Après avoir rendu Seriah, sa fille, au chancelier Silva, Jecht Marko et son partenaire Wolf se font payer par Maxir Kesik, le vizir. Mais alors qu'ils vont remonter dans leur vaisseau, les deux chasseurs de primes surprennent Fabian, le fils du chancelier Gondek, sur le point de tuer Seriah. Ils la sauvent et prennent la fuite avec elle.
Leur vaisseau touché, ils atterrissent en catastrophe sur Kasdan V, une planète glacée. Wolf trouve la mort dans le crash et les deux autres se cachent dans une grotte. Pendant ce temps, Gondek persuade ses pairs que Silva préparait un coup d'état galactique et envoie un mercenaire, Cyn Venta, supprimer les fugitifs...
Petit à petit, les choses rentrent dans l'ordre chez l'éditeur DSTLRY. Après avoir publié la fin tant attendue de The City Beneath her Feet (aka La Fille au Blouson Lépoard, par James Tynion IV et Elsa Charretier), voici enfin le deuxième épisode de Galactic - le premier était sorti en Novembre 2025. Mais, restons mesurés : en effet, la date de parution du dernier numéro n'est toujours pas connu (alors que la série est bel et bien complétée).
Petit rappel : Galactic raconte l'histoire de Seraih, une princesse délurée, que son père envoie chercher par deux chasseurs de primes, Jecht Marko et Wolf. Ils s'acquittent de leur tâche sans difficulté mais Seriah a fui un mariage arrangé avec Fabian, le fils de Gondek. Ces derniers tuent le père de la jeune femme pour s'emparer de son trône.
Ce deuxième numéro reprend donc là où le récit s'était arrêté. Jecht et Wolf sont payés et sauvent Seriah de Fabian. Ils prennent la fuite. L'occasion pour Gondek de faire croire aux autres chanceliers de la galaxie que Silva allait les trahir et de justifier l'élimination de sa fille... DSTLRY a vendu la série comme la rencontre de Star Wars et Sex Criminals.
Star Wars, c'est évident : Jecht ressemble à Han Solo, son compère Wolf (un chien humanoïde) remplace Chewbacca, Seriah serait une version hot de Leia, Gondek de Palpatine. Sex Criminals est convoqué surtout pour les scènes de sexe, représentées sans fard, mais tout de même moins fréquentes et centrales que la série de Matt Fraction et Chip Zdarsky.
Curt Pires est un scénariste habile, voire roublard : il s'amuse avec les clichés du genre space opera en y ajoutant un peu de piment et pas mal de dérision.
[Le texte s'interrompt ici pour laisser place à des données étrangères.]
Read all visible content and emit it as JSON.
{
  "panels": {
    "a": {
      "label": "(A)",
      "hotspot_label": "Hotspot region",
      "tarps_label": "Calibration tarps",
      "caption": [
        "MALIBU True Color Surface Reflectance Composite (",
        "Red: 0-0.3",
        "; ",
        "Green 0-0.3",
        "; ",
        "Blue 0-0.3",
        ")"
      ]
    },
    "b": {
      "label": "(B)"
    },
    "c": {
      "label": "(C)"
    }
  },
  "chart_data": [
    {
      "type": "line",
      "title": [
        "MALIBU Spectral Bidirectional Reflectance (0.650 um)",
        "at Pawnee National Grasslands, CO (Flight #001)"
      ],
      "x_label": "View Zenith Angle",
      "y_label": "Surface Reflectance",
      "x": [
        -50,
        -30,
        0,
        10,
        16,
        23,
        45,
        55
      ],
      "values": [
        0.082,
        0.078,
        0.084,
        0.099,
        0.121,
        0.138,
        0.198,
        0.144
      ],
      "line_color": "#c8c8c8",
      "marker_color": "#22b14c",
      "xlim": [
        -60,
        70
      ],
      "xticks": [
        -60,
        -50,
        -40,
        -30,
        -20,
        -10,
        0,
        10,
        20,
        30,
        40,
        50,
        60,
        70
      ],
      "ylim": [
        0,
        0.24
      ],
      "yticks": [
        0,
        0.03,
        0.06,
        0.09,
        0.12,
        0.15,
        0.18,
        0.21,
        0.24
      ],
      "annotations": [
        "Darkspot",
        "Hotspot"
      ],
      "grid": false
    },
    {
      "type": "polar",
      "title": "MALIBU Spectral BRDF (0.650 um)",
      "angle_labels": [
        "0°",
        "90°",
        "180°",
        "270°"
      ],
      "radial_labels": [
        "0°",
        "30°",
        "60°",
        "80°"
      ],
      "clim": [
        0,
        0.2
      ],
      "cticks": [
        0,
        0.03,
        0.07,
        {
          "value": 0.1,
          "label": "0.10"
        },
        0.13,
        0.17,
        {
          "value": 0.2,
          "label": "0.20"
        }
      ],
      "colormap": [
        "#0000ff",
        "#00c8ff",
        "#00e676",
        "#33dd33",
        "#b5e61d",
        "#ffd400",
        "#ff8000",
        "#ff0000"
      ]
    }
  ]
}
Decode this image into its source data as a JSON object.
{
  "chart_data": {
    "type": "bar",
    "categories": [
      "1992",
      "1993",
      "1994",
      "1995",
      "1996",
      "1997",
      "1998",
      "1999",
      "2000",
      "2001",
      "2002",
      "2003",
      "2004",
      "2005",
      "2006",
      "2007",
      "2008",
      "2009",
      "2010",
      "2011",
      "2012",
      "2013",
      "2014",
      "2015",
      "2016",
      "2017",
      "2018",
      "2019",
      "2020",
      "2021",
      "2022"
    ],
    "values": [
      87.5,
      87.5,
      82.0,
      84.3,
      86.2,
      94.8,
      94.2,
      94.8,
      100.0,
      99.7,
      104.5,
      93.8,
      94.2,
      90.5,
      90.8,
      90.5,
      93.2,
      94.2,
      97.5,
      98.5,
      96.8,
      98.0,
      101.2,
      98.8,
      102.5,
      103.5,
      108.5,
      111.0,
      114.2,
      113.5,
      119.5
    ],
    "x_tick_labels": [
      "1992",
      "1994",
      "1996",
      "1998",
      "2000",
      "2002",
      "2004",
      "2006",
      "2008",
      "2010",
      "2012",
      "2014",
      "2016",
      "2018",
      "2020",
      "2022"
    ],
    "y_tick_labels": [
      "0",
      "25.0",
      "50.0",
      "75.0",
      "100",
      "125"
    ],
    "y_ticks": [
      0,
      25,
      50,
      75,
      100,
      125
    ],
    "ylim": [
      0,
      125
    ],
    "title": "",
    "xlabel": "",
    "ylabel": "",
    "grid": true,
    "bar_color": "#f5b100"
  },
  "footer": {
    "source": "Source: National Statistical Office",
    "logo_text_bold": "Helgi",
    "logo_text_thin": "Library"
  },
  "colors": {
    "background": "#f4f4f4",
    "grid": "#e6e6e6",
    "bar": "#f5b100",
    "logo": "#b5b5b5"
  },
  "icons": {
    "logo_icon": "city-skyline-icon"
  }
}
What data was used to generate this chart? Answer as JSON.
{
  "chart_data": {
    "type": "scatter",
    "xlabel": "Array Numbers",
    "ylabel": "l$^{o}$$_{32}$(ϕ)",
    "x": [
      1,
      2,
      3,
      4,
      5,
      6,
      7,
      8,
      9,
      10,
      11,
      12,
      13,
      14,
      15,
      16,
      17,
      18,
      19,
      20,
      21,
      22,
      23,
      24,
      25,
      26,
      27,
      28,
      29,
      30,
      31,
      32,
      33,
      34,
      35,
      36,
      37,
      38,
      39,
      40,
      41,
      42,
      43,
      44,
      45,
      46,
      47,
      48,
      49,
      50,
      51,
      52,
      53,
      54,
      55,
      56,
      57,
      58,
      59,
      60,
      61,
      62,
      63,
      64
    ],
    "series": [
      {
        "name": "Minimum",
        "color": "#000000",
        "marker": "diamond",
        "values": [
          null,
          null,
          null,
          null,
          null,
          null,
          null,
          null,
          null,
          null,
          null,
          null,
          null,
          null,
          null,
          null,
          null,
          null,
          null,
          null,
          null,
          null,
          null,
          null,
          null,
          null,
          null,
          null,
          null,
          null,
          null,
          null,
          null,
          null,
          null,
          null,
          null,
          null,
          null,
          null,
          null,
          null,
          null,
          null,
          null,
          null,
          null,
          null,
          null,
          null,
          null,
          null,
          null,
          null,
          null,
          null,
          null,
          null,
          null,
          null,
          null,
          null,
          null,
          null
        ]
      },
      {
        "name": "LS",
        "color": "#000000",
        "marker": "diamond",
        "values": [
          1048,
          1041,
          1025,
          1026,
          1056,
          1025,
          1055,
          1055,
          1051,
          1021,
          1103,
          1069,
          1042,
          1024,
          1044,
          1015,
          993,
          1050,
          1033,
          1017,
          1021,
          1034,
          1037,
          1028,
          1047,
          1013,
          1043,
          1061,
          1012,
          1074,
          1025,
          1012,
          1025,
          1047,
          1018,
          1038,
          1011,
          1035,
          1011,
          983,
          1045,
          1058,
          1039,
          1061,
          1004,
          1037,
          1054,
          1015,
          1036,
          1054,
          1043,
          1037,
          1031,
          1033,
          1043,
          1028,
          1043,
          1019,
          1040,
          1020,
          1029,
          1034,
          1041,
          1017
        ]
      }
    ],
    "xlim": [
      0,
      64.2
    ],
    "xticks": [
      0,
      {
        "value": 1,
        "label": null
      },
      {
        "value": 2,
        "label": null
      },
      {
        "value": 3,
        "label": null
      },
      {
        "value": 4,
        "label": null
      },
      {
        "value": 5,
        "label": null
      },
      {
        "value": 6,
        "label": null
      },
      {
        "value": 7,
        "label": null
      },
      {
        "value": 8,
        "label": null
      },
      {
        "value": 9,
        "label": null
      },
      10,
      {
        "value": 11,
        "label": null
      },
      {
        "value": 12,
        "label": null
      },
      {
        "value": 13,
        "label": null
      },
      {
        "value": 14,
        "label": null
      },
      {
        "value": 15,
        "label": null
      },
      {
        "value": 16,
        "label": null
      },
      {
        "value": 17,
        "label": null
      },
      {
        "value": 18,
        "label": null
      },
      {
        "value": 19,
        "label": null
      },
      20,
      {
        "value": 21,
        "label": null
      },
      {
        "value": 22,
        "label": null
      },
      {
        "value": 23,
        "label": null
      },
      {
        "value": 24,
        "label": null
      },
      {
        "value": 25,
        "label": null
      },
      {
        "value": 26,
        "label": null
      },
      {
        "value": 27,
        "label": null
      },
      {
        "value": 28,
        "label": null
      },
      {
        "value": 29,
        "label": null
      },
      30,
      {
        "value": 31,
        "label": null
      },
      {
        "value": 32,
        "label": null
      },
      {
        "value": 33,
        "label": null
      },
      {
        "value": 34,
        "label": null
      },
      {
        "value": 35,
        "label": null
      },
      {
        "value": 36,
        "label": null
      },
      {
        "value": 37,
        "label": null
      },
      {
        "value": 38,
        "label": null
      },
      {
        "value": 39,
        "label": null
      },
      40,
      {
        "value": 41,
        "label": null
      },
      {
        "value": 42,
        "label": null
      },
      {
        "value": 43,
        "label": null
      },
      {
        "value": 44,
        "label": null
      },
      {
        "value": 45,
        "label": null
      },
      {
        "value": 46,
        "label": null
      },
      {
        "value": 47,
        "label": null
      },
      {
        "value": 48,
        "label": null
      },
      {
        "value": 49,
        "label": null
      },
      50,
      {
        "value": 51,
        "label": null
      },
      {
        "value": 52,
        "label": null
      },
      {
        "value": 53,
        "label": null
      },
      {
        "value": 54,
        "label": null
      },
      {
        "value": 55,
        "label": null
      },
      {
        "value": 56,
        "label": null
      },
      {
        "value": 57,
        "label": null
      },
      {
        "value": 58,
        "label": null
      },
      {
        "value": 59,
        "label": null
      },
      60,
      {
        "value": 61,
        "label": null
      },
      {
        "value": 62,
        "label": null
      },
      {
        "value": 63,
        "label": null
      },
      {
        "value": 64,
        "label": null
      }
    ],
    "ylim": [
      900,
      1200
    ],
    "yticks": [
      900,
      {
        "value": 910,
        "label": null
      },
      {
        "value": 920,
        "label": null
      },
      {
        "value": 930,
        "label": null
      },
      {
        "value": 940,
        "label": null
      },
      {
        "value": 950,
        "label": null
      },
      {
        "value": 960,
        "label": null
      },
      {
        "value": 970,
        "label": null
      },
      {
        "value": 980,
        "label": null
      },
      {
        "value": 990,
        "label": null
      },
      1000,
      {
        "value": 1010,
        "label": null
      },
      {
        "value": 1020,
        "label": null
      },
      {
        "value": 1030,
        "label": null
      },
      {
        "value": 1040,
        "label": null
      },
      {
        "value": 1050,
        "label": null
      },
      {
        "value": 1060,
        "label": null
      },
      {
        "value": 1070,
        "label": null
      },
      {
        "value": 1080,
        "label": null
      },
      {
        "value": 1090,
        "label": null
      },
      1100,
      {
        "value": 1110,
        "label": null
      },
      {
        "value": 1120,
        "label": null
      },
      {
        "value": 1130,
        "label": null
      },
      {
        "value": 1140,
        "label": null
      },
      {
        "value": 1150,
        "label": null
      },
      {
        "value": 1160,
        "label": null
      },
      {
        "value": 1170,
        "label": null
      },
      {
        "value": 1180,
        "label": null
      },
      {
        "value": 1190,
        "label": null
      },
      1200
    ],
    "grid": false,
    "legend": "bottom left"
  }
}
Au fond, ce n'est pas plus mal : quitte à imiter des classiques (et en passant, il est toujours nécessaire de rappeler que George Lucas a tout piqué à Valérian et Laureline de Christin et Mézières), autant le faire franchement, mais avec ce qu'il faut de distanciation.
Donc, tout est très balisé dans Galactic, mais tout est aussi plus frais, moins coincé, moins écrasé par la mythologie d'une franchise. On ne peut pas vraiment parler d'un comic book plus adulte parce qu'il y a du sexe, ou alors mieux vaut relire par exemple Les Naufragés du Temps de Forest et Gillon, mais c'est certainement un divertissement généreux et très cool.
Comme d'habitude chez DSTLRY, les épisodes sont fournis au niveau pagination : vous avez plus de 45 pages de BD, éditées dans un fascicule d'un format plus grand que les comics traditionnels, sur un meilleur papier, avec une meilleure impression. Cela donne aux auteurs le temps d'une narration affranchie des canons de l'industrie, même s'il faut payer plus cher (mais franchement, ça les vaut).
En outre, Galactic, comme beaucoup de productions DSTLRY, se distingue par sa qualité visuelle : Amilcar Pinna (qui a depuis enchaîné sur une autre série, Sicko, écrite par Tini Howard pour Ignition Press) est un artiste qui nous gratifie de pages sensationnelles, avec souvent un effet d'anamorphose dans les cadres.
Cela confère à l'ensemble un dynamisme très accrocheur, déformant les perspectives. Mais ce n'est pas constant : quand Pinna découpe une action, il peut soit opter pour un nombre de cases important, qui contribue à dilater la narration, ou alors se laisser aller à des doubles pages somptueuses, avec là encore une alternance de plans larges et serrés, de grandes et petites vignettes, pour un résultat très rythmé.
Galactic est vraiment une mini série très plaisante. Mais il faut impérativement que son éditeur communique mieux à son sujet, surtout après un aussi long hiatus.